It's a common runner's complaint. Just when you've built up enough strength and endurance
to make running fun, those niggling aches and pains won't go away. Every time your
foot hits the ground, a force equal to about twice your weight shoots through your
body, eventually chipping away at bones, cartilage, muscles, tendons, ligaments, and
joints. For those lucky souls who can take the pounding, the main limitation to running
performance stems from muscle fatigue. Now, Randall Johnson and colleagues report
that a protein found in skeletal muscle profoundly influences muscle endurance.
Running, like any sustained skeletal muscle activity, consumes large quantities of
adenosine triphosphate (ATP), a molecule that fuels many essential cell processes.
A number of metabolic pathways supply muscle tissue with the ATP needed to power muscle
contraction and sustain ongoing exercise. Which pathway predominates depends on factors
like speed, duration, and type of activity, as well as on the availability of oxygen,
which fluctuates during activity. (For more on muscle cell type and endurance, see
the synopsis titled “Gene Targeting Turns Mice Into Long-Distance Runners.”)

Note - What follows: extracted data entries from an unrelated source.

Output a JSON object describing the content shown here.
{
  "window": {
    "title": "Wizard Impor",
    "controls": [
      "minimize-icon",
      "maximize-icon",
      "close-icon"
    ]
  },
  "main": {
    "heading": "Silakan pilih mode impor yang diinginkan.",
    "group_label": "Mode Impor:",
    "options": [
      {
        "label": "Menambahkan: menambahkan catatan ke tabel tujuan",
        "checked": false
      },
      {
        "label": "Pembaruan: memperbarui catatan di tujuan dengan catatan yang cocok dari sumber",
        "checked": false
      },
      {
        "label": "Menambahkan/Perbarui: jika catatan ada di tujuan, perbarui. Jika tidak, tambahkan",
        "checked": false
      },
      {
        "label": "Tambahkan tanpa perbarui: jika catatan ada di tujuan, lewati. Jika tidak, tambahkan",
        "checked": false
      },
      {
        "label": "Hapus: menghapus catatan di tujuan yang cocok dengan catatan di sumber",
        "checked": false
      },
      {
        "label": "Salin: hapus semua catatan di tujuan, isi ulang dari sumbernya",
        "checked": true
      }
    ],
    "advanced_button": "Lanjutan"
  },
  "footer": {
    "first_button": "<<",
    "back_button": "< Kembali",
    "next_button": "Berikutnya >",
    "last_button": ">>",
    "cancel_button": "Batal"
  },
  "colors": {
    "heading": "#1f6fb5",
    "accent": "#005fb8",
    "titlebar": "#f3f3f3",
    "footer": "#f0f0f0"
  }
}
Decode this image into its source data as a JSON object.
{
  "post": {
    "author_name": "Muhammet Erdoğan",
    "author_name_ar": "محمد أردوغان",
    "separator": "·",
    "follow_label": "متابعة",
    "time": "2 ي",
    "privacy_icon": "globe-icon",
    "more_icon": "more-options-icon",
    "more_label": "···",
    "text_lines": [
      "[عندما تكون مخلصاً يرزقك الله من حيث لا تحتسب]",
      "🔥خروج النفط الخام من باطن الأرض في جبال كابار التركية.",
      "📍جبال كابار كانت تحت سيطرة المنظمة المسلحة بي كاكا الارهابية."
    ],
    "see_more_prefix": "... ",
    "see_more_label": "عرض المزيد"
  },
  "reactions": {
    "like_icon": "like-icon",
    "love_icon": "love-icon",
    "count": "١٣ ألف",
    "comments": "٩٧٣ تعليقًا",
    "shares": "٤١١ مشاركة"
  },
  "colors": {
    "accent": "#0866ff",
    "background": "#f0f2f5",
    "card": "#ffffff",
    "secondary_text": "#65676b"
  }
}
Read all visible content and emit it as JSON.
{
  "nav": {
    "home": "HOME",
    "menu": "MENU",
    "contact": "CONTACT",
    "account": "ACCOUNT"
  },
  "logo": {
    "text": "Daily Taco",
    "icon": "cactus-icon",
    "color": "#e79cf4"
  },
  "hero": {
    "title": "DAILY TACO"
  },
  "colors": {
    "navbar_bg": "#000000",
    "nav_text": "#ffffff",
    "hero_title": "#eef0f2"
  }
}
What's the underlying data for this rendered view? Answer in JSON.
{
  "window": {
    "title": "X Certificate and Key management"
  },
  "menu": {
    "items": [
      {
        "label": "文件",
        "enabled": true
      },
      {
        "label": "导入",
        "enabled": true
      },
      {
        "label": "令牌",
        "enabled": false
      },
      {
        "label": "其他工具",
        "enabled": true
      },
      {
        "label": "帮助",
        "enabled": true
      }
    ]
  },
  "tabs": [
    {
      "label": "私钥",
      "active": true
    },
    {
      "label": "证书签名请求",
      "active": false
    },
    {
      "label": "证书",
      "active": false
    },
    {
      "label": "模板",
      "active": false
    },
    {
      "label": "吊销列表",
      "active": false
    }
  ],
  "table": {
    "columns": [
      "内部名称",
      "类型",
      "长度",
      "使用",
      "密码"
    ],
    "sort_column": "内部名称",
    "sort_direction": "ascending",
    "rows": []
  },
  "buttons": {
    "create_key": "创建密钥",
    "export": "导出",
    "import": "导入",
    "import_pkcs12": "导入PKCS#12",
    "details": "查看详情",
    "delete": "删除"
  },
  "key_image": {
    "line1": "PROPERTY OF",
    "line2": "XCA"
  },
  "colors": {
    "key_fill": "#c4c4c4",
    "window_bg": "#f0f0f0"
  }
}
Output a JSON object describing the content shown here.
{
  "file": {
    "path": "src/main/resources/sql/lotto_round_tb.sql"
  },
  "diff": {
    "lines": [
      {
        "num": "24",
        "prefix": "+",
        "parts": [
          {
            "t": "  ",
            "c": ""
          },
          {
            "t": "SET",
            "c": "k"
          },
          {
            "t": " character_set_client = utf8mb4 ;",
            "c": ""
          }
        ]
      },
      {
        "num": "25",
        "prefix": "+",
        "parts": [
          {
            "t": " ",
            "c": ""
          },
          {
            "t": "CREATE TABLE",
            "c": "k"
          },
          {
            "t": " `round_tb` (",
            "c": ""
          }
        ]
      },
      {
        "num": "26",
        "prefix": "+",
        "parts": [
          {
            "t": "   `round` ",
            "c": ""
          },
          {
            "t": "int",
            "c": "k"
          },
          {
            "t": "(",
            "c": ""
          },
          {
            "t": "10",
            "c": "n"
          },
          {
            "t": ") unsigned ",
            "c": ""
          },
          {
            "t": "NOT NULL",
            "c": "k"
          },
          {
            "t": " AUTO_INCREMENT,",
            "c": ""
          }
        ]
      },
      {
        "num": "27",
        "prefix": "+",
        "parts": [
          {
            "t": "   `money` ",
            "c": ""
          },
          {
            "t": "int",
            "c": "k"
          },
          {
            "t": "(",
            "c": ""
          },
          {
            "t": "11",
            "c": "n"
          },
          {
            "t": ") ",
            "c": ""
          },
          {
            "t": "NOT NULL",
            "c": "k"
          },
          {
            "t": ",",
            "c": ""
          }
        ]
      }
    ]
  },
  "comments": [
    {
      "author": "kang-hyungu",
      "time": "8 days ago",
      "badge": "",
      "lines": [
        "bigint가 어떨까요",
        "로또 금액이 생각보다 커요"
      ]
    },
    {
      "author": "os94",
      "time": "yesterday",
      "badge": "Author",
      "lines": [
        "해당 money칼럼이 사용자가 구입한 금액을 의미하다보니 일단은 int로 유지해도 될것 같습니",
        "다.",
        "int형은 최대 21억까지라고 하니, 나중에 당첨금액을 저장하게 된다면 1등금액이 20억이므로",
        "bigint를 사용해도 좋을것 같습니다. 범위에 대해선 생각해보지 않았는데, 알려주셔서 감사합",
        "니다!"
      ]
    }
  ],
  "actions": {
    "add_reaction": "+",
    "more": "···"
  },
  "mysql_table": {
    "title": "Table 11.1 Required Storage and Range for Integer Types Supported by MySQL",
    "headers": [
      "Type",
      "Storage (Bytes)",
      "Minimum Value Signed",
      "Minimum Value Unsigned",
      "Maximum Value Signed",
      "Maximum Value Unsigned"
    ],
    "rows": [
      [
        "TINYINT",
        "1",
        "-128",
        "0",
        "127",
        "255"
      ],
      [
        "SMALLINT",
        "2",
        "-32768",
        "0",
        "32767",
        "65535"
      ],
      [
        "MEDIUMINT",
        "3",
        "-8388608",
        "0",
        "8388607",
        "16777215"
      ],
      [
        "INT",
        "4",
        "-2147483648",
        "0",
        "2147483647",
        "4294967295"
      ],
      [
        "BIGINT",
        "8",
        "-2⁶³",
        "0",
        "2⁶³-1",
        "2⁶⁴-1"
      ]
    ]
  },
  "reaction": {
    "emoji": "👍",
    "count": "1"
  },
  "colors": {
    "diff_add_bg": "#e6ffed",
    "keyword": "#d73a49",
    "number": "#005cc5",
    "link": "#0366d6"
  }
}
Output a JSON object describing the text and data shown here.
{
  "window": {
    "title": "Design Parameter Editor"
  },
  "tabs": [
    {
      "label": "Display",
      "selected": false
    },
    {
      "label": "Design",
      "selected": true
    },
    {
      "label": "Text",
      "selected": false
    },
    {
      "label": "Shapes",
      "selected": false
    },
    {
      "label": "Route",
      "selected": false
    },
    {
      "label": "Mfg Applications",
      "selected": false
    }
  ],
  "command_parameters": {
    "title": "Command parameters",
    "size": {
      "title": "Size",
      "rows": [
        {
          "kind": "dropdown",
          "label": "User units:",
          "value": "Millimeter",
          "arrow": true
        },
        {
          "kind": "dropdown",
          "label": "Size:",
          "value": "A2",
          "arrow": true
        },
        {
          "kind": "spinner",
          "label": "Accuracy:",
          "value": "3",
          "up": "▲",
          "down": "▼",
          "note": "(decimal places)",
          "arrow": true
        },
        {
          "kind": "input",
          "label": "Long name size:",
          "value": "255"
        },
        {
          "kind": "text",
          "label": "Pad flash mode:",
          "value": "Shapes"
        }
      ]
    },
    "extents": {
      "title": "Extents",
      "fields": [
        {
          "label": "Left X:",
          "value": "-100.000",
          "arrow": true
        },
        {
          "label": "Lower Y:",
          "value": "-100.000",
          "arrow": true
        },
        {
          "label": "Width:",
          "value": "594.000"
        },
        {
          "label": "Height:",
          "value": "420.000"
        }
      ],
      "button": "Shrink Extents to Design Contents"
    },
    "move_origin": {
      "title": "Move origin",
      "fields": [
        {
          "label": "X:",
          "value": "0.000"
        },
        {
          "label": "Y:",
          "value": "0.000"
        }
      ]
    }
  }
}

Say you start a half-hour run with a sprint. Within a few seconds, your body uses
up the oxygen in its muscles and has to switch to anaerobic pathways, which metabolize
sugars and fats to regenerate ATP. Aerobic pathways operate inside mitochondria, the
cell's major power generators. Anaerobic pathways like glycolysis function in the
cytoplasm.
Hypoxia (the physiological state that occurs when oxygen levels drop below normal
levels) governs how ATP is recycled and which energy-producing substrates (for example,
glucose or fatty acids) are used; it also generates metabolic by-products, like lactic
acid, during strenuous exercise. (Runners know the “lactic acid burn” associated with
reduced blood pH.) Glycolysis—the primary source of anaerobic energy in animals—uses
glucose, stored as glycogen in muscle cells, to produce ATP. When blood oxygen levels
drop, the gene transcription factor hypoxia-inducible factor 1α (HIF-1α) triggers
the glycolytic pathway.
To understand how HIF-1α regulates skeletal muscle function, Johnson's team generated
mice that couldn't express HIF-1α in skeletal muscle. Normal and mutant mice went
through exercise routines that included swimming and running on treadmills. After
exercise, the normal mice had increased levels of gene transcripts and enzymes involved
in glucose transport and metabolism. In the mutant mice, expression of these glycolysis-associated
genes and enzymes was significantly lower. The mutants' ATP levels, however, were
normal. Without the molecular machinery to engage anaerobic metabolism, their muscles
switched to aerobic pathways. The presence of enzymes that respond to reduced ATP
levels by increasing mitochondrial ATP production, combined with low levels of lactic
acid, confirmed the switch.
During endurance tests, the mutants could swim and run uphill (on treadmills tilted
upward) longer than the normal mice, but when it came to running downhill, the normal
mice prevailed. Downhill running, it turns out, favors glycolytic metabolism; uphill
running and swimming favor oxidative pathways, which the mutants were predisposed
toward. But their inappropriate use of this pathway came at a cost. By the final day
of a four-day exercise routine, the mutants' run time was significantly shorter and
their muscles were clearly damaged.
The mutants displayed a number of the trademark muscle defects seen in human patients
with glycolytic processing disorders. These patients often have reduced lactate levels
and elevated levels of mitochondrial enzymes, which apparently can cause a second
wind and enhance endurance. This inappropriate use of oxidative pathways—which compensates
for the inability to trigger glycolysis—may account for the exercise-induced muscle
damage associated with these diseases.
These results demonstrate that losing the molecular wherewithal to engage hypoxia
response pathways has serious consequences for muscle function during exercise; it
can give increased endurance, but at a high price. The mouse model presented here
will help researchers explore how muscles normally function in response to low oxygen
and how metabolic deficiencies cause debilitating muscle disease.